On average, an Indian took 2.9 to 5.8 injections a year, Arora said adding 48.1 per cent of all prescriptions recommended taking an injection.
About 33 percent of the unsafe injections, associated with reuse of syringes, risked the chance of infecting patients with blood-borne diseases including hepatitis and the Acquired Immuno-Deficiency Syndrome (AIDS), Arora said.
"The rest of the injections were rendered unsafe due to wrong practises including faulty administration techniques," he said.
About 74 per cent of injections administered under immunisation campaigns were unsafe, Arora said.
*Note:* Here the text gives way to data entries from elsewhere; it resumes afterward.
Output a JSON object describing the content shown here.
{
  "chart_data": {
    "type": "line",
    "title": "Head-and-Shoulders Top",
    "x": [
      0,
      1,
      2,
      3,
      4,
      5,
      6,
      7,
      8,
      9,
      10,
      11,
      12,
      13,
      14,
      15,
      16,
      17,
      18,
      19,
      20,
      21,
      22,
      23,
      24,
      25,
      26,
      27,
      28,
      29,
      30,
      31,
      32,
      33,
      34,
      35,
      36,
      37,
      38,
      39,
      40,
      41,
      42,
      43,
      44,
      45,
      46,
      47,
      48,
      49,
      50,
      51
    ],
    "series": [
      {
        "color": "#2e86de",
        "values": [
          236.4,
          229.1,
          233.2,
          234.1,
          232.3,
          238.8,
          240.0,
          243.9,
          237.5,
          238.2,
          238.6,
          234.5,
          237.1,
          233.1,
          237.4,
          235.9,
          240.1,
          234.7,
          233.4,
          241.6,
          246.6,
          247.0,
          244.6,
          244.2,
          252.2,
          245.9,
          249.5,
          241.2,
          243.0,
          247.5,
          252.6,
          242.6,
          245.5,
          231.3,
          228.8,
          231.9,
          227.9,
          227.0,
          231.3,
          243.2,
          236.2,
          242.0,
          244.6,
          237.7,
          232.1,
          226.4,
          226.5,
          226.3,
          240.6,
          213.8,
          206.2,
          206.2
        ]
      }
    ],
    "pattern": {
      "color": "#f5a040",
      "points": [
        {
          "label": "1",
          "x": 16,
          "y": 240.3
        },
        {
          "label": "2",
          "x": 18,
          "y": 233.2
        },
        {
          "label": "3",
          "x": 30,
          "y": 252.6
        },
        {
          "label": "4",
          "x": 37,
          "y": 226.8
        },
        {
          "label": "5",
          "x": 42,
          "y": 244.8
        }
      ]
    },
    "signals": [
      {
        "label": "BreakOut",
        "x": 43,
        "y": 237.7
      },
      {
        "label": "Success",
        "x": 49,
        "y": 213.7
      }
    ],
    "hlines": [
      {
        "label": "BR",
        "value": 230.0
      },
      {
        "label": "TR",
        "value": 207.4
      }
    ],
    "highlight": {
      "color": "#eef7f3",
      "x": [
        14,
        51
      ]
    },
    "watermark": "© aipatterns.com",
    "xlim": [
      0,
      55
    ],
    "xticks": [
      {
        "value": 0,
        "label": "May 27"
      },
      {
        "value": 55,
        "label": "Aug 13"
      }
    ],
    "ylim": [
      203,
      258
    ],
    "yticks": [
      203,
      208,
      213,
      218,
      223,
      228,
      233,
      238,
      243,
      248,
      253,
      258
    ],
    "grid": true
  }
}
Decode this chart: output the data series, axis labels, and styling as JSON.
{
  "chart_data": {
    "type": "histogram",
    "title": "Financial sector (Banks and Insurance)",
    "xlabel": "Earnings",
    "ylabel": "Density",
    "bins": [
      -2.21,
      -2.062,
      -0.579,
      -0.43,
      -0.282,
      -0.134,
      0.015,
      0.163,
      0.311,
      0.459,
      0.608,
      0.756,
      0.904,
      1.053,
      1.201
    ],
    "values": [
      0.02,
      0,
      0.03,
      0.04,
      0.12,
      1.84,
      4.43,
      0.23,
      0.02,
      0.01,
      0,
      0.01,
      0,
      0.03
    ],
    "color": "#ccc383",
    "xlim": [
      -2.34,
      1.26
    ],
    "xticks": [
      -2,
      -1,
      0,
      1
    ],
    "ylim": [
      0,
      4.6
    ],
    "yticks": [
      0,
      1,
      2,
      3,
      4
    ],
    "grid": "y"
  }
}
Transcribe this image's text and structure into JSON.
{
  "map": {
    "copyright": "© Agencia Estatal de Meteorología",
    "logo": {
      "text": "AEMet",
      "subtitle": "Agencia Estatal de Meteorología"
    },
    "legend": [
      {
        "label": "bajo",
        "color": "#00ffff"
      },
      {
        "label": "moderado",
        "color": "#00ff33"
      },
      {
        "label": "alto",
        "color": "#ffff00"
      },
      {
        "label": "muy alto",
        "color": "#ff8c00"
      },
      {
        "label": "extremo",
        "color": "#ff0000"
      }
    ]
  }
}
The study comes after federal health minister Anbumani Ramadoss, himself a doctor, admitted in the Indian parliament last month that most of the injections administered in the county were unsafe.
According to the minister, 69 per cent of the injections administered at government-run hospitals were unsafe.
"In order to reduce unsafe injections, the government has taken a decision to introduce auto disable syringes (disposable) in all the immunisation clinics and central government hospitals from 2005," Ramadoss told parliament.
Almost 75 percent injections were administered by using plastic syringes and the rest by glass syringes which were more likely to be unsafe, the minister added.